Why are journalists becoming targets for Russian troops in Ukraine?

Members of the press holding gas masks in unknown location. (Credit: Engin Akyurt/Pixabay)

Since the beginning of Russia’s invasion of Ukraine, 21 media people have died, according to the Press Emblem Campaign. At least half of them are journalists killed directly in the line of duty. Other victims either changed their jobs as soldiers in the Army Forces and died as soldiers in battle, or were representatives of other related professions, such as media trainers, cinematographers, employees of press services, and so on.


More often than not, journalists killed or wounded in Ukraine were wearing bright protective vests with the words “Press”, moved in cars with the words “Press”, and loudly reported their professional status. But all this did not prevent the Russian occupiers from shooting at them.

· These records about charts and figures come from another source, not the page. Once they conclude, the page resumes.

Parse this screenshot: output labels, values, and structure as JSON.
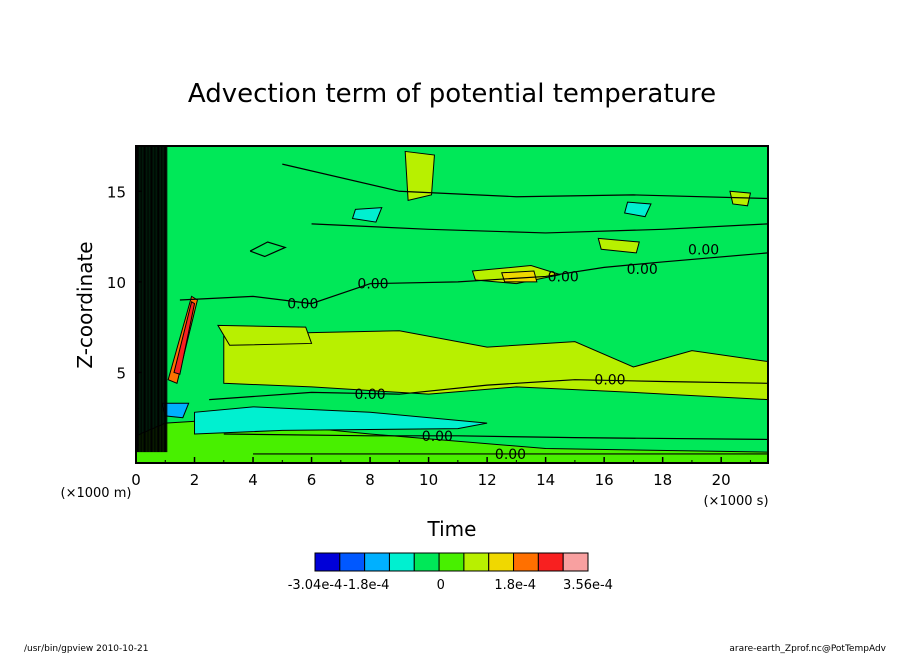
{
  "chart_data": {
    "type": "heatmap",
    "title": "Advection term of potential temperature",
    "xlabel": "Time",
    "ylabel": "Z-coordinate",
    "x_unit": "(×1000 s)",
    "y_unit": "(×1000 m)",
    "xlim": [
      0,
      21.6
    ],
    "ylim": [
      0,
      17.5
    ],
    "x_ticks": [
      0,
      2,
      4,
      6,
      8,
      10,
      12,
      14,
      16,
      18,
      20
    ],
    "y_ticks": [
      5,
      10,
      15
    ],
    "contour_labels": [
      {
        "text": "0.00",
        "x": 8.0,
        "y": 3.8
      },
      {
        "text": "0.00",
        "x": 10.3,
        "y": 1.5
      },
      {
        "text": "0.00",
        "x": 12.8,
        "y": 0.5
      },
      {
        "text": "0.00",
        "x": 5.7,
        "y": 8.8
      },
      {
        "text": "0.00",
        "x": 8.1,
        "y": 9.9
      },
      {
        "text": "0.00",
        "x": 14.6,
        "y": 10.3
      },
      {
        "text": "0.00",
        "x": 17.3,
        "y": 10.7
      },
      {
        "text": "0.00",
        "x": 19.4,
        "y": 11.8
      },
      {
        "text": "0.00",
        "x": 16.2,
        "y": 4.6
      }
    ],
    "colorbar": {
      "colors": [
        "#0000d8",
        "#0058ff",
        "#00b0ff",
        "#00f0d0",
        "#00e858",
        "#48f000",
        "#b8f000",
        "#f0d800",
        "#ff7000",
        "#f82020",
        "#f8a0a0"
      ],
      "tick_labels": [
        "-3.04e-4",
        "-1.8e-4",
        "0",
        "1.8e-4",
        "3.56e-4"
      ],
      "range": [
        -0.000304,
        0.000356
      ]
    },
    "grid": false,
    "legend": "colorbar bottom"
  },
  "footer": {
    "left": "/usr/bin/gpview   2010-10-21",
    "right": "arare-earth_Zprof.nc@PotTempAdv"
  }
}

Well-known Ukrainian photojournalist Max Levin was killed in mid-March in the town of Guta-Mezhyhirska in the Kyiv region. Despite his clear identification, he was shot dead by Russian soldiers with two bullets. Former The New York Times employee Brent Renaud was also wearing a “Press” badge when he was killed on 13 March by Russian soldiers near the city of Irpin.

Killed war photojournalist Max Levin (Credit: Wikimedia Commons/Eugene Datsenko)

International humanitarian law does not provide any additional protection for journalists during a war. According to the Geneva Conventions, journalists are civilians if they do not take part in hostilities. Accordingly, the Russian military should treat journalists like other civilians and not harm them.

Unfortunately, Russian soldiers in Ukraine are behaving like barbarians and committing war crimes: they kill civilians, rob citizens’ homes, torture, and rape people. Russians treat adults and children, women and men equally badly. The massacre in Bucha, the shootings in Irpin, the bombing of Borodyanka, and the destruction of Mariupol confirm this. In such a war, journalists become unwanted witnesses of Russian war crimes, and they are also targets.

An illustration of this thesis is the incredible photos from Mariupol taken by AP journalists Mstislav Chernov and Yevhen Maloletka. It was they who recorded the bombing of the maternity hospital by the Russians. These shots shocked the world and influenced the reaction of Western countries to this war. Photojournalists had to evacuate from Mariupol because Russian soldiers were purposefully hunting for them. After their evacuation, the world does not have reliable data from the Russian-occupied Mariupol, where street fighting is still going on in some areas.

Even when journalists work far from the front and investigate war crimes, they are in danger. Hackers are constantly attacking the Ukrainian media, and unknown individuals are threatening to kill Ukrainian journalists in private letters. Russian propagandists declare the most famous Ukrainian media people as “enemies” and post information about them on special sites. After a series of poisonings of Russian regime oppositionists, these threats do not seem empty. The work of journalists in Ukraine has never been so dangerous.

Andrii Ianitskyi is a journalist in Ukraine and director of the Centre for Journalism at the Kyiv School of Economics.